In 1893, inspired by the Japanese prints he loved, Monet embarked upon an ambitious project: the creation of a water garden with a wooden bridge spanning a water-lily pond. In the final years of his life, this pond became his principal subject. In 1909 Monet showed 48 paintings of his water garden in Paris, to great acclaim. These ‘big, poetic, lyrical paintings full of insubstantial effects of light and atmosphere still mesmerise all of us today,’ says Sooke.

Around 1914, Monet was diagnosed with cataracts.
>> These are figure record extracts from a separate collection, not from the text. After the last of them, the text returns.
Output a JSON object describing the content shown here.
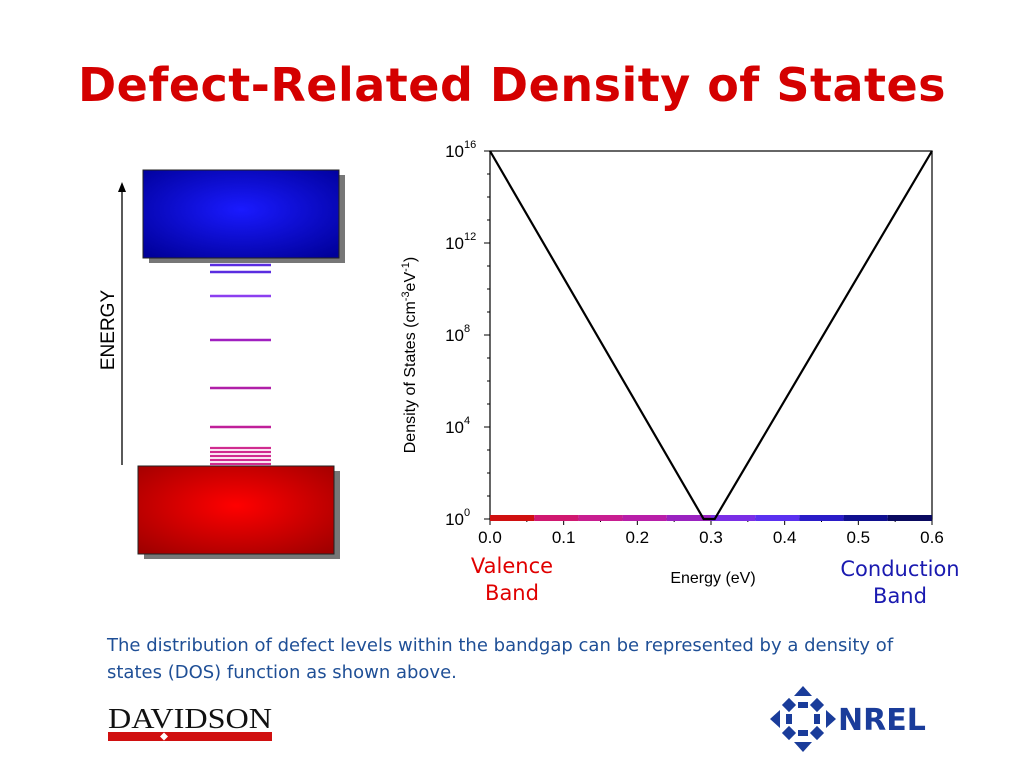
{
  "title": "Defect-Related Density of States",
  "band_diagram": {
    "axis_label": "ENERGY",
    "conduction_color": "#1010ff",
    "valence_color": "#ff0000",
    "defect_level_colors": [
      "#5a2de0",
      "#8c3ff0",
      "#a020c0",
      "#b020a8",
      "#c0209a",
      "#d02c90"
    ]
  },
  "chart_data": {
    "type": "line",
    "title": "",
    "xlabel": "Energy (eV)",
    "ylabel_base": "Density of States (cm",
    "ylabel_exp1": "-3",
    "ylabel_mid": "eV",
    "ylabel_exp2": "-1",
    "ylabel_close": ")",
    "xlim": [
      0.0,
      0.6
    ],
    "ylim_log10": [
      0,
      16
    ],
    "y_scale": "log",
    "x_ticks": [
      "0.0",
      "0.1",
      "0.2",
      "0.3",
      "0.4",
      "0.5",
      "0.6"
    ],
    "y_ticks": [
      {
        "base": "10",
        "exp": "0"
      },
      {
        "base": "10",
        "exp": "4"
      },
      {
        "base": "10",
        "exp": "8"
      },
      {
        "base": "10",
        "exp": "12"
      },
      {
        "base": "10",
        "exp": "16"
      }
    ],
    "series": [
      {
        "x": [
          0.0,
          0.29,
          0.305,
          0.6
        ],
        "y_log10": [
          16,
          0,
          0,
          16
        ],
        "color": "#000000"
      }
    ],
    "gradient_bar_colors": [
      "#d01010",
      "#d01870",
      "#c81e90",
      "#b81ea8",
      "#9a22c0",
      "#7a2ee6",
      "#5a30f0",
      "#2a1cc8",
      "#101090",
      "#0a0a60"
    ],
    "grid": false
  },
  "labels": {
    "valence": [
      "Valence",
      "Band"
    ],
    "conduction": [
      "Conduction",
      "Band"
    ]
  },
  "caption": "The distribution of defect levels within the bandgap can be represented by a density of states (DOS) function as shown above.",
  "logos": {
    "davidson": "DAVIDSON",
    "nrel": "NREL"
  }
}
For many art historians, his impaired vision explains the increasingly abstract forms he produced in his late career, and the application of ever-thicker layers of paint on his canvases. ‘It’s testimony to Monet’s perserverance,’ says Meyer, ‘that, although challenged by his failing eyesight, he continued his work.’ In 1923 Monet had an operation to remove the cataracts. The pair of spectacles offered in the sale may well have been worn by Monet during his final years and struggles to convey how he saw the world through paint. He died three years after the operation, at the age of 86.